Strong euro - Weighs on exporters
Strong euro - Weighs on exporters

A report shows that Irish-owned exporters increased their overseas sales by 10.2% last year to €11.8 billion.

A review of 2006 from the Irish Exporters Association showed that Irish-owned manufacturers recorded greater export growth than foreign-owned multinationals for the first time in more than two decades. Foreign-owned manufacturers saw their exports from Ireland drop by 1%, while Irish-owned companies saw 10% growth.

Overall, manufacturing exports - from Irish and foreign-owned firms - were flat, but services exports jumped by 15.6%. The association blamed the strong euro, competition from China and rising domestic costs for the lack-lustre manufacturing performance. Foreign-owned companies accounted for 91% of total exports.
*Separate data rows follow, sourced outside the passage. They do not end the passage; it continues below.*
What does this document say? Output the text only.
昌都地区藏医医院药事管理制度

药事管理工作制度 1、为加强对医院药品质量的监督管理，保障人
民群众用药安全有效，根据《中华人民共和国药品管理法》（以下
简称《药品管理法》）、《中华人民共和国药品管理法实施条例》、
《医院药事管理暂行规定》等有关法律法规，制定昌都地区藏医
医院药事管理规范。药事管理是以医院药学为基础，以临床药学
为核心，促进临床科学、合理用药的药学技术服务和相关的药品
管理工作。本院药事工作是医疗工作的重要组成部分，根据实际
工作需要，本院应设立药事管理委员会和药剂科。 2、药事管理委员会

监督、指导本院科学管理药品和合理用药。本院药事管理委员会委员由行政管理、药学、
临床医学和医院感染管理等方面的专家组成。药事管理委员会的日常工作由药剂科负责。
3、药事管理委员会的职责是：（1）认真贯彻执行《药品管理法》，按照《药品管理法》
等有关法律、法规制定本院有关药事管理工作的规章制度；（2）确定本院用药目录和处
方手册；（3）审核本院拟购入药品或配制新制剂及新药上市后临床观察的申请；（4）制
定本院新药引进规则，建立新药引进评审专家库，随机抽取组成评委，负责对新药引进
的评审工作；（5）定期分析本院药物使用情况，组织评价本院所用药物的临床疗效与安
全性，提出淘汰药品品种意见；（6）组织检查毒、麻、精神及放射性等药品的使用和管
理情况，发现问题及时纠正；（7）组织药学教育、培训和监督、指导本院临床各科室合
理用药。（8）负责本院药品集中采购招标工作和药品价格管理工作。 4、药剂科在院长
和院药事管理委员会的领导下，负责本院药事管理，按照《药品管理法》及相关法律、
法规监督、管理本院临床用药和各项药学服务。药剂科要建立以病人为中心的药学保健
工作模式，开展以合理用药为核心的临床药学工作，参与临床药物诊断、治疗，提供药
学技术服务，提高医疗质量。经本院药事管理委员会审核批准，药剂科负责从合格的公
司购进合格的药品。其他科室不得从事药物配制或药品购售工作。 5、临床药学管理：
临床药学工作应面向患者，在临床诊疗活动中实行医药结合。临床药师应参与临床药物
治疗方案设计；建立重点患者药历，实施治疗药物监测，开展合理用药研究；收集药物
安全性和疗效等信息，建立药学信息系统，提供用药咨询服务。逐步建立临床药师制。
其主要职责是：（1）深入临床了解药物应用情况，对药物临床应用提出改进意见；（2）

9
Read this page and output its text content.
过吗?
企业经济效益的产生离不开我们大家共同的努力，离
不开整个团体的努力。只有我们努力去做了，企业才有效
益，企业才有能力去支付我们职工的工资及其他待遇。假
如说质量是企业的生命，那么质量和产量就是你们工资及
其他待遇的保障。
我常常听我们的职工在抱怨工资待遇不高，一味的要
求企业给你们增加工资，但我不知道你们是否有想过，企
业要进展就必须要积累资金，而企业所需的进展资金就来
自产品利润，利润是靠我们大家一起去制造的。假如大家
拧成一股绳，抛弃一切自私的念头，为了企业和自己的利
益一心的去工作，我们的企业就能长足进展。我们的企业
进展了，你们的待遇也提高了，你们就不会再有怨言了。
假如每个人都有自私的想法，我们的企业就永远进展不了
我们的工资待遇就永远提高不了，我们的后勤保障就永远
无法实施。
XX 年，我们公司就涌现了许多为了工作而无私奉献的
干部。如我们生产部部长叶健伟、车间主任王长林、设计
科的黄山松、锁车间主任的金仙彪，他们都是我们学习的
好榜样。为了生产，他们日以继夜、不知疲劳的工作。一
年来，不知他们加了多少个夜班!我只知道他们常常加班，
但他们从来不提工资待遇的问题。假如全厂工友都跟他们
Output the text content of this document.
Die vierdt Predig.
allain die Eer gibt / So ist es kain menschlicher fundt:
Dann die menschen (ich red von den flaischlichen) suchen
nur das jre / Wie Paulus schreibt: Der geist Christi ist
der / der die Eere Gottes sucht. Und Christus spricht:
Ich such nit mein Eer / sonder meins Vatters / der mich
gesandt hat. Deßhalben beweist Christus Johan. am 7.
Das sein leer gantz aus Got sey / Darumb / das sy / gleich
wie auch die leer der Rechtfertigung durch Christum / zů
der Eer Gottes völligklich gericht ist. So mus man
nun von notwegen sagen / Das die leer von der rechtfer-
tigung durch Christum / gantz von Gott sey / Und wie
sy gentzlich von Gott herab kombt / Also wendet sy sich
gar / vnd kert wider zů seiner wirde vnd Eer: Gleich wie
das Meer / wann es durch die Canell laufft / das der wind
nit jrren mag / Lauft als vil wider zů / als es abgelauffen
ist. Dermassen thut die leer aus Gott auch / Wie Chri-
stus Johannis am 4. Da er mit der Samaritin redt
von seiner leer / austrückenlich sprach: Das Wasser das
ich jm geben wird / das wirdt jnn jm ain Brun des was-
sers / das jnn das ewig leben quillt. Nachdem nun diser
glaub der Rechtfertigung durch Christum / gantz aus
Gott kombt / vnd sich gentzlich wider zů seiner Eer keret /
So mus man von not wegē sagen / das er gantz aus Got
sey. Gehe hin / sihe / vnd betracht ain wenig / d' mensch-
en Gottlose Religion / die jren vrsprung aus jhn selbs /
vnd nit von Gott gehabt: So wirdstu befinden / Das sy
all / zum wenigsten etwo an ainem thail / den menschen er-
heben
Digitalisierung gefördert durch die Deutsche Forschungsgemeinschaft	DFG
The association's chief executive John Whelan told RTE radio that the food and drink sectors had had very good years - with 8% growth in food and 14% in drink. Mr Whelan said C&C's sales of Magners cider boosted the drink exports figure.

But exports to the UK were flat, while the exporters' report also expressed concern about a 14% dip in exports to Japan and a decline of almost 10% in China. Germany, France and the Netherlands also proved difficult markets, with falling exports, but exports to the 10 new EU countries grew by more than 12%, while the Middle East and South Africa also recorded growth.

The exporters' association is forecasting 6% growth in exports in 2007, made up of a 16% increase for services but a 1% drop for manufacturing.